Precisya uses genomic data and blood biomarkers to improve patient health, wellness, and longevity.
GLOBAL PRESENCE
Precisya, now in 12 countries, is considered the most advanced Genetic company. We analyze 26,617 genes, 40+ million genetic markers, and 5,000+
diseases for each genetic test. To date, we have accomplished 2.2 million tests.
SCIENTIFIC PUBLICATIONS
Precisya analysis is based on the Exome, Microarray, and WGS. The genomic universe of Precisya includes 25+ million Scientific Publications.

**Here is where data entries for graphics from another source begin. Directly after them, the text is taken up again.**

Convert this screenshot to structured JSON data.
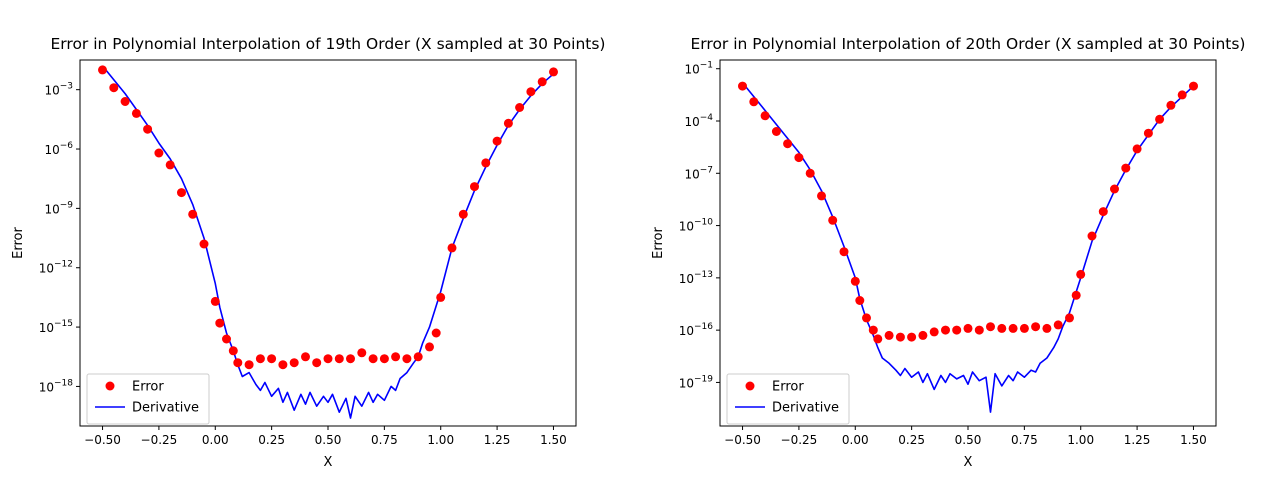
{
  "chart_data": [
    {
      "type": "scatter",
      "title": "Error in Polynomial Interpolation of 19th Order (X sampled at 30 Points)",
      "xlabel": "X",
      "ylabel": "Error",
      "yscale": "log",
      "xlim": [
        -0.6,
        1.6
      ],
      "ylim_log10": [
        -20,
        -1.5
      ],
      "xticks": [
        "−0.50",
        "−0.25",
        "0.00",
        "0.25",
        "0.50",
        "0.75",
        "1.00",
        "1.25",
        "1.50"
      ],
      "yticks": [
        {
          "base": "10",
          "exp": "−3",
          "log": -3
        },
        {
          "base": "10",
          "exp": "−6",
          "log": -6
        },
        {
          "base": "10",
          "exp": "−9",
          "log": -9
        },
        {
          "base": "10",
          "exp": "−12",
          "log": -12
        },
        {
          "base": "10",
          "exp": "−15",
          "log": -15
        },
        {
          "base": "10",
          "exp": "−18",
          "log": -18
        }
      ],
      "legend": {
        "position": "lower-left",
        "entries": [
          "Error",
          "Derivative"
        ]
      },
      "series": [
        {
          "name": "Error",
          "marker": "circle",
          "color": "#ff0000",
          "x": [
            -0.5,
            -0.45,
            -0.4,
            -0.35,
            -0.3,
            -0.25,
            -0.2,
            -0.15,
            -0.1,
            -0.05,
            0.0,
            0.02,
            0.05,
            0.08,
            0.1,
            0.15,
            0.2,
            0.25,
            0.3,
            0.35,
            0.4,
            0.45,
            0.5,
            0.55,
            0.6,
            0.65,
            0.7,
            0.75,
            0.8,
            0.85,
            0.9,
            0.95,
            0.98,
            1.0,
            1.05,
            1.1,
            1.15,
            1.2,
            1.25,
            1.3,
            1.35,
            1.4,
            1.45,
            1.5
          ],
          "log10_y": [
            -2.0,
            -2.9,
            -3.6,
            -4.2,
            -5.0,
            -6.2,
            -6.8,
            -8.2,
            -9.3,
            -10.8,
            -13.7,
            -14.8,
            -15.6,
            -16.2,
            -16.8,
            -16.9,
            -16.6,
            -16.6,
            -16.9,
            -16.8,
            -16.5,
            -16.8,
            -16.6,
            -16.6,
            -16.6,
            -16.3,
            -16.6,
            -16.6,
            -16.5,
            -16.6,
            -16.5,
            -16.0,
            -15.3,
            -13.5,
            -11.0,
            -9.3,
            -7.9,
            -6.7,
            -5.6,
            -4.7,
            -3.9,
            -3.1,
            -2.6,
            -2.1
          ]
        },
        {
          "name": "Derivative",
          "marker": "line",
          "color": "#0000ff",
          "x": [
            -0.5,
            -0.45,
            -0.4,
            -0.35,
            -0.3,
            -0.25,
            -0.2,
            -0.15,
            -0.1,
            -0.05,
            0.0,
            0.02,
            0.05,
            0.08,
            0.1,
            0.12,
            0.15,
            0.18,
            0.2,
            0.22,
            0.25,
            0.28,
            0.3,
            0.32,
            0.35,
            0.38,
            0.4,
            0.42,
            0.45,
            0.48,
            0.5,
            0.52,
            0.55,
            0.58,
            0.6,
            0.62,
            0.65,
            0.68,
            0.7,
            0.72,
            0.75,
            0.78,
            0.8,
            0.82,
            0.85,
            0.88,
            0.9,
            0.92,
            0.95,
            1.0,
            1.05,
            1.1,
            1.15,
            1.2,
            1.25,
            1.3,
            1.35,
            1.4,
            1.45,
            1.5
          ],
          "log10_y": [
            -1.8,
            -2.5,
            -3.2,
            -4.0,
            -4.8,
            -5.7,
            -6.5,
            -7.5,
            -8.8,
            -10.5,
            -12.8,
            -14.0,
            -15.3,
            -16.2,
            -16.9,
            -17.5,
            -17.3,
            -17.9,
            -18.2,
            -17.8,
            -18.5,
            -18.1,
            -18.8,
            -18.3,
            -19.2,
            -18.4,
            -18.9,
            -18.3,
            -19.0,
            -18.5,
            -18.8,
            -18.4,
            -19.3,
            -18.6,
            -19.6,
            -18.5,
            -19.0,
            -18.3,
            -18.8,
            -18.4,
            -18.7,
            -18.0,
            -18.2,
            -17.6,
            -17.3,
            -16.8,
            -16.5,
            -15.8,
            -15.0,
            -13.2,
            -11.0,
            -9.5,
            -8.1,
            -6.9,
            -5.8,
            -4.8,
            -4.0,
            -3.3,
            -2.7,
            -2.2
          ]
        }
      ]
    },
    {
      "type": "scatter",
      "title": "Error in Polynomial Interpolation of 20th Order (X sampled at 30 Points)",
      "xlabel": "X",
      "ylabel": "Error",
      "yscale": "log",
      "xlim": [
        -0.6,
        1.6
      ],
      "ylim_log10": [
        -21.5,
        -0.5
      ],
      "xticks": [
        "−0.50",
        "−0.25",
        "0.00",
        "0.25",
        "0.50",
        "0.75",
        "1.00",
        "1.25",
        "1.50"
      ],
      "yticks": [
        {
          "base": "10",
          "exp": "−1",
          "log": -1
        },
        {
          "base": "10",
          "exp": "−4",
          "log": -4
        },
        {
          "base": "10",
          "exp": "−7",
          "log": -7
        },
        {
          "base": "10",
          "exp": "−10",
          "log": -10
        },
        {
          "base": "10",
          "exp": "−13",
          "log": -13
        },
        {
          "base": "10",
          "exp": "−16",
          "log": -16
        },
        {
          "base": "10",
          "exp": "−19",
          "log": -19
        }
      ],
      "legend": {
        "position": "lower-left",
        "entries": [
          "Error",
          "Derivative"
        ]
      },
      "series": [
        {
          "name": "Error",
          "marker": "circle",
          "color": "#ff0000",
          "x": [
            -0.5,
            -0.45,
            -0.4,
            -0.35,
            -0.3,
            -0.25,
            -0.2,
            -0.15,
            -0.1,
            -0.05,
            0.0,
            0.02,
            0.05,
            0.08,
            0.1,
            0.15,
            0.2,
            0.25,
            0.3,
            0.35,
            0.4,
            0.45,
            0.5,
            0.55,
            0.6,
            0.65,
            0.7,
            0.75,
            0.8,
            0.85,
            0.9,
            0.95,
            0.98,
            1.0,
            1.05,
            1.1,
            1.15,
            1.2,
            1.25,
            1.3,
            1.35,
            1.4,
            1.45,
            1.5
          ],
          "log10_y": [
            -2.0,
            -2.9,
            -3.7,
            -4.6,
            -5.3,
            -6.1,
            -7.0,
            -8.3,
            -9.7,
            -11.5,
            -13.2,
            -14.3,
            -15.3,
            -16.0,
            -16.5,
            -16.3,
            -16.4,
            -16.4,
            -16.3,
            -16.1,
            -16.0,
            -16.0,
            -15.9,
            -16.0,
            -15.8,
            -15.9,
            -15.9,
            -15.9,
            -15.8,
            -15.9,
            -15.7,
            -15.3,
            -14.0,
            -12.8,
            -10.6,
            -9.2,
            -7.9,
            -6.7,
            -5.6,
            -4.7,
            -3.9,
            -3.1,
            -2.5,
            -2.0
          ]
        },
        {
          "name": "Derivative",
          "marker": "line",
          "color": "#0000ff",
          "x": [
            -0.5,
            -0.45,
            -0.4,
            -0.35,
            -0.3,
            -0.25,
            -0.2,
            -0.15,
            -0.1,
            -0.05,
            0.0,
            0.02,
            0.05,
            0.08,
            0.1,
            0.12,
            0.15,
            0.18,
            0.2,
            0.22,
            0.25,
            0.28,
            0.3,
            0.32,
            0.35,
            0.38,
            0.4,
            0.42,
            0.45,
            0.48,
            0.5,
            0.52,
            0.55,
            0.58,
            0.6,
            0.62,
            0.65,
            0.68,
            0.7,
            0.72,
            0.75,
            0.78,
            0.8,
            0.82,
            0.85,
            0.88,
            0.9,
            0.92,
            0.95,
            1.0,
            1.05,
            1.1,
            1.15,
            1.2,
            1.25,
            1.3,
            1.35,
            1.4,
            1.45,
            1.5
          ],
          "log10_y": [
            -1.8,
            -2.6,
            -3.4,
            -4.2,
            -5.0,
            -5.8,
            -6.8,
            -8.0,
            -9.5,
            -11.2,
            -13.0,
            -14.2,
            -15.4,
            -16.3,
            -17.0,
            -17.6,
            -17.9,
            -18.3,
            -18.6,
            -18.2,
            -18.7,
            -18.4,
            -19.0,
            -18.5,
            -19.4,
            -18.6,
            -19.0,
            -18.5,
            -18.8,
            -18.6,
            -19.1,
            -18.4,
            -18.9,
            -18.7,
            -20.7,
            -18.5,
            -19.2,
            -18.6,
            -18.9,
            -18.4,
            -18.7,
            -18.3,
            -18.4,
            -17.9,
            -17.6,
            -17.0,
            -16.5,
            -15.8,
            -15.0,
            -13.0,
            -10.9,
            -9.4,
            -8.0,
            -6.8,
            -5.7,
            -4.8,
            -3.9,
            -3.2,
            -2.6,
            -2.0
          ]
        }
      ]
    }
  ]
}
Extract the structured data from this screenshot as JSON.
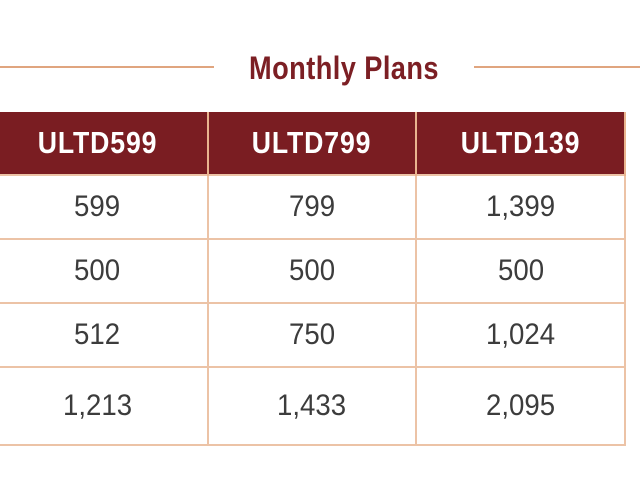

HOLISTIC VIEW OF THE GENETIC LANDSCAPE
Most available genetic tests focus on the Exome, which represents just 2% of our DNA, scrutinizing variations within this limited
area while neglecting vast regions known as Introns. This oversight means significant genetic data is overlooked, which could be pivotal in disease prevention and treatment. Most genetic tests do not provide a holistic view of an individual’s genetic landscape. They fail to show how different genes interact with each other or their collective impact on our health, akin to how our organs such as the brain, heart, liver, and pancreas do not operate in isolation but are interdependent.
MEDGENECARE INTELLIGENCE PORTAL
MedGeneCare empowers healthcare professionals with the tools to turn genetic insights into actionable, life-enhancing decisions, setting a new standard in personalized healthcare. PRECISYA offers consulting professionals an intelligence portal that integrates the genetic results, the metabolic test
results, and client history and preferences to generate recommendations that are precise, comprehensive, and actionable recommendations.
PERSONALIZED METABOLIC PATHWAYS
We recognize the critical need for advanced tools to decipher complex interactions within the human body using the biochemical metabolic pathways. This unique tool, Personalized Metabolic Pathways, represents a pioneering step in this direction. It offers an unparalleled visualization of the body’s most crucial metabolic pathways, providing rapid insights into the main functions, deficiencies, risks, advantages, and potential origins of existing or pre-existing diseases.
The Personalized Metabolic Pathways tool illustrates how various pathways operate and provides specific information on how different genes influence these pathways. This includes the impact of genetic variations on enzyme activities, the metabolism of vitamins and minerals, and the body’s response to different dietary components.